The Thoroughly Modern “Frenemy Marriage”
This was originally posted at www.pamelahaag.com
One of the more important facets of our post-romantic age is that for perhaps the first time in history, you stand a good chance of marrying someone with precisely the same education and career path as you. This “assortative mating” trend by education and earning potential has been well documented in the research.
Married couples not infrequently have the same degrees, educational backgrounds, and earning potential, and the same careers. Like marries like. In a sort of post-modern Noah’s Ark, doctors pair with doctors; academics with academics, and so on.
Husbands and wives who pursue exactly the same career pose all sorts of newfangled, post-romantic challenges for marriage. For one thing, the spouses are the most intimate of partners and allies, but they’re also professional rivals, and competitors, whether they want to be or not.
I call this the “Frenemy Marriage.” It’s one in which the husband and wife are personal confidants, and professional competitors. The most entertaining example from politics must surely be James Carville and Mary Matalin, who are married, but barely able to look at each other civilly when they appear on the Sunday morning talk shows.

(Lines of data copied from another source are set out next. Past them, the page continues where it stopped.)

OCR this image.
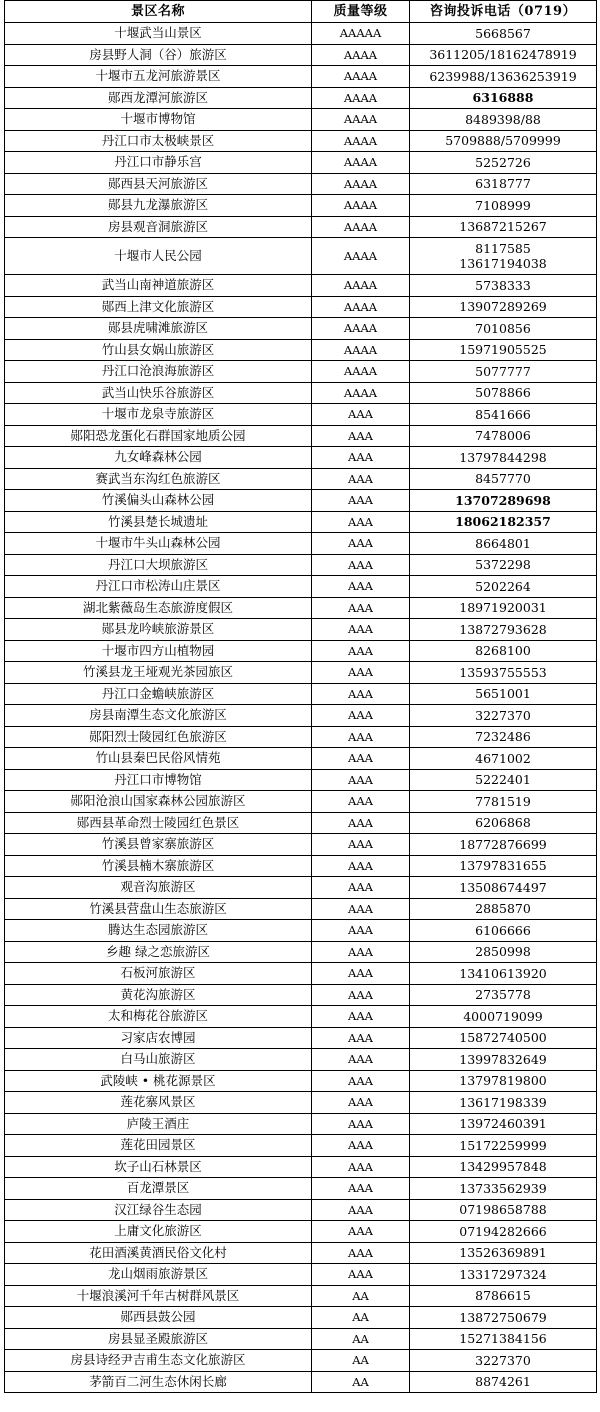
景区名称	质量等级	咨询投诉电话（0719）
十堰武当山景区	AAAAA	5668567

房县野人洞（谷）旅游区	AAAA	3611205/18162478919

十堰市五龙河旅游景区	AAAA	6239988/13636253919

郧西龙潭河旅游区	AAAA	6316888

十堰市博物馆	AAAA	8489398/88

丹江口市太极峡景区	AAAA	5709888/5709999

丹江口市静乐宫	AAAA	5252726

郧西县天河旅游区	AAAA	6318777

郧县九龙瀑旅游区	AAAA	7108999

房县观音洞旅游区	AAAA	13687215267

十堰市人民公园	AAAA	8117585
13617194038

武当山南神道旅游区	AAAA	5738333

郧西上津文化旅游区	AAAA	13907289269

郧县虎啸滩旅游区	AAAA	7010856

竹山县女娲山旅游区	AAAA	15971905525

丹江口沧浪海旅游区	AAAA	5077777

武当山快乐谷旅游区	AAAA	5078866

十堰市龙泉寺旅游区	AAA	8541666

郧阳恐龙蛋化石群国家地质公园	AAA	7478006

九女峰森林公园	AAA	13797844298

赛武当东沟红色旅游区	AAA	8457770

竹溪偏头山森林公园	AAA	13707289698

竹溪县楚长城遗址	AAA	18062182357

十堰市牛头山森林公园	AAA	8664801

丹江口大坝旅游区	AAA	5372298

丹江口市松涛山庄景区	AAA	5202264

湖北紫薇岛生态旅游度假区	AAA	18971920031

郧县龙吟峡旅游景区	AAA	13872793628

十堰市四方山植物园	AAA	8268100

竹溪县龙王垭观光茶园旅区	AAA	13593755553

丹江口金蟾峡旅游区	AAA	5651001

房县南潭生态文化旅游区	AAA	3227370

郧阳烈士陵园红色旅游区	AAA	7232486

竹山县秦巴民俗风情苑	AAA	4671002

丹江口市博物馆	AAA	5222401

郧阳沧浪山国家森林公园旅游区	AAA	7781519

郧西县革命烈士陵园红色景区	AAA	6206868

竹溪县曾家寨旅游区	AAA	18772876699

竹溪县楠木寨旅游区	AAA	13797831655

观音沟旅游区	AAA	13508674497

竹溪县营盘山生态旅游区	AAA	2885870

腾达生态园旅游区	AAA	6106666

乡趣 绿之恋旅游区	AAA	2850998

石板河旅游区	AAA	13410613920

黄花沟旅游区	AAA	2735778

太和梅花谷旅游区	AAA	4000719099

习家店农博园	AAA	15872740500

白马山旅游区	AAA	13997832649

武陵峡 • 桃花源景区	AAA	13797819800

莲花寨风景区	AAA	13617198339

庐陵王酒庄	AAA	13972460391

莲花田园景区	AAA	15172259999

坎子山石林景区	AAA	13429957848

百龙潭景区	AAA	13733562939

汉江绿谷生态园	AAA	07198658788

上庸文化旅游区	AAA	07194282666

花田酒溪黄酒民俗文化村	AAA	13526369891

龙山烟雨旅游景区	AAA	13317297324

十堰浪溪河千年古树群风景区	AA	8786615

郧西县鼓公园	AA	13872750679

房县显圣殿旅游区	AA	15271384156

房县诗经尹吉甫生态文化旅游区	AA	3227370

茅箭百二河生态休闲长廊	AA	8874261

In many cases the Frenemy marriage works out fine. The couple redirects their competitive professional instincts in the domestic space, so that one partner’s success becomes a joyfully shared success. They can also function as true collaborators professionally, rather than competitors. A friend of mine wrote to me that she was “a bit envious of these power politico couples/spouses in Washington, or those combo journalist/political type couples,” as she abbreviated, because they have so much in common. “But I’m sure the grass is greener on the other side and that they have their own issues and problems.”
Indeed, they do.
“Joann” was an aspiring Humanities scholar, in graduate school, pursuing a Ph.D. in English. She had been dating “Jerry” for some time, at least two years. They were both very successful and they both wanted to be English professors. How come? Don’t ask–just, don’t ask.
Being in their late 20s and early 30s, they might have considered marriage. When last I knew them, that seemed a possibility. They were also building their careers, in precisely the same over-crowded, fiercely competitive field.

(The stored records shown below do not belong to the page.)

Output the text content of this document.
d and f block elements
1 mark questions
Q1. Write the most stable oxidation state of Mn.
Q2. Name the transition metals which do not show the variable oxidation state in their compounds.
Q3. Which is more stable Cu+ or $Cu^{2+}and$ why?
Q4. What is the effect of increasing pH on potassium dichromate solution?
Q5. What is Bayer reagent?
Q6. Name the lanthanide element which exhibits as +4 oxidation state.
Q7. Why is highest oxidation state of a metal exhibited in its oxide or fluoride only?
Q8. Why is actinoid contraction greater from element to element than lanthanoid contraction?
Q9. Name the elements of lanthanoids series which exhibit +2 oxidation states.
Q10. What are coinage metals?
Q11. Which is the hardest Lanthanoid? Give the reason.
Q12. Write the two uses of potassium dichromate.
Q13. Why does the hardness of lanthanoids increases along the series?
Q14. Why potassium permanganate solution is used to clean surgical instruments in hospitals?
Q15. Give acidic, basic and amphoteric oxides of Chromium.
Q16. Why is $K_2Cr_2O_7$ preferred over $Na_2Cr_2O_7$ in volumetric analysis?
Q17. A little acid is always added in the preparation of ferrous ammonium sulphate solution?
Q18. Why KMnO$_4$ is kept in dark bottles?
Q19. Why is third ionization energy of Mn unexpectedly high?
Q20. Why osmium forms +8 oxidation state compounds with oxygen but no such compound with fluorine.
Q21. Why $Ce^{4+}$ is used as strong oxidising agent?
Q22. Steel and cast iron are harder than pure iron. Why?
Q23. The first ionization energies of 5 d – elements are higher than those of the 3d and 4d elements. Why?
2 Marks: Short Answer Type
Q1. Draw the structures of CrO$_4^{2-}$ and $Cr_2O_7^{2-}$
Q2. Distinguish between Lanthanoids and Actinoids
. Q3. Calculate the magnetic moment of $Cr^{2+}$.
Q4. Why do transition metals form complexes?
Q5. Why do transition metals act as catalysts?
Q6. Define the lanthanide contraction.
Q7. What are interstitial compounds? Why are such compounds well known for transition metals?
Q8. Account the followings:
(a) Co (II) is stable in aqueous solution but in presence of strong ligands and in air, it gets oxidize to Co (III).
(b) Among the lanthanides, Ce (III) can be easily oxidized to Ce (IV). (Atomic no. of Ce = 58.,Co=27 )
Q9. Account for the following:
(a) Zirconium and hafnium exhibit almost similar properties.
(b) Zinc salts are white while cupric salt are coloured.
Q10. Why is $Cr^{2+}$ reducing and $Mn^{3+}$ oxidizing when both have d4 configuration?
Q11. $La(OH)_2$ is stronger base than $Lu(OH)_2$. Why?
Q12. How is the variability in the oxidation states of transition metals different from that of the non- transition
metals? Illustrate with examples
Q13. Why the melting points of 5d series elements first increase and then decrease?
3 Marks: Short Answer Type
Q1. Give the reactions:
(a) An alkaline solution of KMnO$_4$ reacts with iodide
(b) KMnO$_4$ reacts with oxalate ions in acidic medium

Years later, I ran into Joann again, and asked after Jerry. “It didn’t work out,” she said. The relationship had turned Frenemy. It seems that Joann had had some modest success. She’d had a research article accepted at a fairly but not outrageously prestigious, peer-reviewed journal in her field. These modest successes can get very over-blown in graduate school.
“I was so happy and rushed back to the apartment,” she said, which she shared with Jerry, as they were living together in what she assumed was a pre-marital trial run. She had the letter in her hand (this was the pre-Internet day). “I was so excited, and wanted to celebrate, naturally, with Jerry.”
That’s not what happened. Instead, Jerry barely mustered a devastated “congratulations,” and tried as quickly as he could to change the topic. He could barely talk to Joann. Although he attempted to put on a sunny face about things, he was clearly more disturbed at that moment that his rival had had a success than delighted that his girlfriendhad had a success.
“It hit me with the force of an epiphany,” Joann recounted memorably. It was such a small thing, a gesture, almost, but in that moment, she realized, “this man does not want me to succeed.”Doubtless he would have had a pure, unalloyed reaction to Joann’s success if she had been, say, a juggler, but instead he was another example of Gore Vidal’s brilliant insight, “Each time a friend of mine succeeds, a part of me dies.” But, this was her lover who felt that way!
Later in the day, Jerry engaged in subtle tactics to undermine Joann’s good vibe. In front of a mutual friend he mentioned an ex-girlfriend, fondly, and suggested that perhaps he’d visit her over the summer. Subtle, but, to the habituated ears of a long-term relationship, the message was prickly clear.
These tactics are typical, apparently. Therapist Robin Stern wrote a book called The Gaslight Effect. Some of the “gaslighting” manipulations and head games describe Frenemy marriages perfectly. She touches on just these subtle but devastating micro-tactics of anger against intimate rivals. The jealous spouses have affairs that are intended to wound, they snipe, they whine galore, they refuse to clean the dishes as a makeshift, symbolic rebellion against the partner’s professional triumphs, they complain about career-related expenses or travel time, they shirk their own breadwinning or parental responsibilities.
Others criticize or downplay their wives’ accomplishments and new successes, withhold affection, or force ultimatums between career and job. The same thing might happen against husbands, by wives, just as easily today.
Anyway, Joann and Jerry didn’t make it. The relationship went on for a while, of course, in the familiar Dead Man Walking twilight between bliss and a break up. She wasn’t going to break up over evidence that wouldn’t stand up in a court of law, but in her soul it came down to this: “I couldn’t sleep in the same bed with someone who didn’t really and truly wish me well” professionally.